Tasmanian data leak reveals HIV status of ambulance patients

A major breach of Tasmanian people’s privacy has been described as “horrific” by the Health and Community Services Union. The ABC has revealed that details of every Tasmanian who called an ambulance since November 2020 have been made public online.

The data breach includes personal details such as names, gender, HIV status, and the address where the incident occurred. It has been suggested the Tasmanian government could be open to litigation.

“It’s unbelievable,” state secretary Tim Jacobson told the ABC.

“If I were a patient I’d be upset, I’d be concerned, and I would want to know immediately both what the Government has done about closing off this but also what the Government’s now doing or likely to do to address any real breaches of privacy for those patients.”

The web page which was created by a third party is 26,000 pages long and details call outs from the state’s ambulance and fire services.

Since the site was brought to the attention of the Tasmanian government it has been taken down and the Australian Cyber Security Centre has been authorised to remove it should it reappear.

The state’s Health Minister Sarah Courtney has said the matter has been referred to the Tasmanian Police to investigate how details that appeared to be intercepted from the Ambulance and Fire Emergency Services paging system was made public.

“After a discussion with the secretary of the Department of Health, Kathrine Morgan-Wicks, the matter of how this data interception from the Fire and Ambulance paging system has occurred has been referred to Tasmania Police.” Courtney said.

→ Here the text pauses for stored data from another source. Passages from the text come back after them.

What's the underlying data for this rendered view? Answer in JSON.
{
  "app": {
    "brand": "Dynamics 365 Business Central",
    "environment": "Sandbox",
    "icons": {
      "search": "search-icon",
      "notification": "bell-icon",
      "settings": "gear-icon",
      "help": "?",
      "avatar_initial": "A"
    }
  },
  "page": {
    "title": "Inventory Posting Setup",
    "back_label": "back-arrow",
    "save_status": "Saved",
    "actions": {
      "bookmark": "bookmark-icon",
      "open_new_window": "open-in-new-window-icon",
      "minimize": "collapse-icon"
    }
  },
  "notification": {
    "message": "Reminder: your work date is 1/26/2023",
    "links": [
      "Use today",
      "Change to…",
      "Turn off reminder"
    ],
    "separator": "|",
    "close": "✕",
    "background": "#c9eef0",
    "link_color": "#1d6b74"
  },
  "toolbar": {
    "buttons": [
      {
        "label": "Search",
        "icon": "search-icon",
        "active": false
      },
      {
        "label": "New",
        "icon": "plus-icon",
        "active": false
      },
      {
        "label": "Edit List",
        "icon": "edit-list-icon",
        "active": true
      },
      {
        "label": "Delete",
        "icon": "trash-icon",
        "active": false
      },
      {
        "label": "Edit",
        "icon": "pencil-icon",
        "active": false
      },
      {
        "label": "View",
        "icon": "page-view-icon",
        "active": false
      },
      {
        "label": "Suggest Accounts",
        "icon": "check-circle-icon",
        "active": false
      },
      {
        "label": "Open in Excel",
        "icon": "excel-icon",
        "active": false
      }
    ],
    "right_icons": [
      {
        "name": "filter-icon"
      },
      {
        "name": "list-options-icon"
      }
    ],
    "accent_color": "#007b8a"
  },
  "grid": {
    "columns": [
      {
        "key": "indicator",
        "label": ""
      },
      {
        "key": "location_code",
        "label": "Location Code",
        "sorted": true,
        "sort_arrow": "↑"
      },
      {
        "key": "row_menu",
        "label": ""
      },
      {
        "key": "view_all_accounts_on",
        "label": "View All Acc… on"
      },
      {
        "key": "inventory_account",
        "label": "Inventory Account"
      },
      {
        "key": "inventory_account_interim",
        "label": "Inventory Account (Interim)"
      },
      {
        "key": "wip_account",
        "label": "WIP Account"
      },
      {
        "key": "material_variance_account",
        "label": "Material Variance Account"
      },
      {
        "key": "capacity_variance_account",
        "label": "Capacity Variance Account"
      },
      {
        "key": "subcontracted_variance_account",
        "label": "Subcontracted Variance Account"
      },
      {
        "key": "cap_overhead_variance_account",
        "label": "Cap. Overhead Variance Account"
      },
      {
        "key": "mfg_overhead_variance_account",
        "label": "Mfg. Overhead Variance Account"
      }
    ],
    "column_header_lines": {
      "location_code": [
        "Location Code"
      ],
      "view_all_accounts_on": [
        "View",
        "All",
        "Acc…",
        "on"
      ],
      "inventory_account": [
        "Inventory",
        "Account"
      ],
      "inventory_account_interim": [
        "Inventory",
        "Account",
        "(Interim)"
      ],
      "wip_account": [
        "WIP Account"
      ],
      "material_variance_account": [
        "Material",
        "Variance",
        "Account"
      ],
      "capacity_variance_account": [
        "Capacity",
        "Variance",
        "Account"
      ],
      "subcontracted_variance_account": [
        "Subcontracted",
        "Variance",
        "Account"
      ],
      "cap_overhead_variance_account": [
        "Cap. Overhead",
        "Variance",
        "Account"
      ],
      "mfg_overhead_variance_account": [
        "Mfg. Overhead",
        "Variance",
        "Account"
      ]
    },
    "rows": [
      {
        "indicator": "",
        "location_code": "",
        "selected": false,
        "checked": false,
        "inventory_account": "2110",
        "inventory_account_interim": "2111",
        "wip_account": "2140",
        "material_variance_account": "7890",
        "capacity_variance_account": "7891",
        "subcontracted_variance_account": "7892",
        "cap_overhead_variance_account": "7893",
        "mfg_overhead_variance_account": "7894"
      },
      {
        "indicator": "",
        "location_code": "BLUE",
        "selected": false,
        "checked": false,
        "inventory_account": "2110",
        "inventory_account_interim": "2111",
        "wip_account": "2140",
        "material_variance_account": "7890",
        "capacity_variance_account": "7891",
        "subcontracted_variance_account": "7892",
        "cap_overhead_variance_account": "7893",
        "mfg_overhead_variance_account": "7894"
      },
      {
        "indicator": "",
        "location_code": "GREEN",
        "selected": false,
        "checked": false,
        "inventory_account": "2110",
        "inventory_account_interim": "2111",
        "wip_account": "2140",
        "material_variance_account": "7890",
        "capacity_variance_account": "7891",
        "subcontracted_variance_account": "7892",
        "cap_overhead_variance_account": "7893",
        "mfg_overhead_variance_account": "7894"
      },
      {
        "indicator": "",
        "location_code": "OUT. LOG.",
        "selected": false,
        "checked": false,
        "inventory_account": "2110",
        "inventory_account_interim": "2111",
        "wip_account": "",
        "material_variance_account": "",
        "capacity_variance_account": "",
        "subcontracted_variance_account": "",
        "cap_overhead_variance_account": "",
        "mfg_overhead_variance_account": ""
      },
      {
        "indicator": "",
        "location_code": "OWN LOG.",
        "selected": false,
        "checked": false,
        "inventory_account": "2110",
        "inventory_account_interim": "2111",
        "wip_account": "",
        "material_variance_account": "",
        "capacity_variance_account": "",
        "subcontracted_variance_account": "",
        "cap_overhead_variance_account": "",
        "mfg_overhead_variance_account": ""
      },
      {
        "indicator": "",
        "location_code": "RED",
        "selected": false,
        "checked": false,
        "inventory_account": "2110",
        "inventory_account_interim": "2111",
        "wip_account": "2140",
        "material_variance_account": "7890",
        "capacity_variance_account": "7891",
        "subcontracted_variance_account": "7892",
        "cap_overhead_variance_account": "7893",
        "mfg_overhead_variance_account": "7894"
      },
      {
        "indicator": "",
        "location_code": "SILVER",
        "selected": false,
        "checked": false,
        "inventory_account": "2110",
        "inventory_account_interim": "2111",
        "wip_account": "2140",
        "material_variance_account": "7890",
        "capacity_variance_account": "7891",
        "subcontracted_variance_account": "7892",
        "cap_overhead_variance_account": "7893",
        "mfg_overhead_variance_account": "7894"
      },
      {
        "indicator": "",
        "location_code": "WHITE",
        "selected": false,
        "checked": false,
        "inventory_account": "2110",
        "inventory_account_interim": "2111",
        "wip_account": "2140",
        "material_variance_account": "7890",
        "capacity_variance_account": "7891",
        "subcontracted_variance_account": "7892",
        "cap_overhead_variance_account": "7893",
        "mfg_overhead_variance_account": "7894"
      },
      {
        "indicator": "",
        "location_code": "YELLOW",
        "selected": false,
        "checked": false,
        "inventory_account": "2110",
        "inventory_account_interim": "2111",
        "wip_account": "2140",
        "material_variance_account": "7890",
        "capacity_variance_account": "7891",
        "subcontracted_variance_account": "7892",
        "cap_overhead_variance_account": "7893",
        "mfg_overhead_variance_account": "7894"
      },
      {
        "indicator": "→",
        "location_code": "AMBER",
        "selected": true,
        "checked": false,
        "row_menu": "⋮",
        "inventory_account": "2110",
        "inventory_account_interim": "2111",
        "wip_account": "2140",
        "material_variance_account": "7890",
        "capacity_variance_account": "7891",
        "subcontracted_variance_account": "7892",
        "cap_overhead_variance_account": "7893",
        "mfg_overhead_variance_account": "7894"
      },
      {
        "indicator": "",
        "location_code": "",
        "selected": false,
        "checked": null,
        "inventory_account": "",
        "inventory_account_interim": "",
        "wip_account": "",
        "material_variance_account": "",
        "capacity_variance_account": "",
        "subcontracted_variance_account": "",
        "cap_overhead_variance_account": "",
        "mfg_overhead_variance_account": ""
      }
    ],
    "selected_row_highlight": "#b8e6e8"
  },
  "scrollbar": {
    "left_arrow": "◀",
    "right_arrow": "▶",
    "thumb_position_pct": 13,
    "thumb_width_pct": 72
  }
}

“Appropriate steps have been taken by Ambulance Tasmania to limit the transmission of personal information via the paging system, balanced against the need to ensure patient and staff safety in responding to incidents is paramount.”

“I understand this may be distressing for those affected and I can assure Tasmanians that the Government is taking this matter incredibly seriously and I will take all necessary steps to protect the privacy of our patients.”

Courtney said Tasmanians should not resist calling 000 in an emergency, and stressed that the site revealing personal details had now been taken down.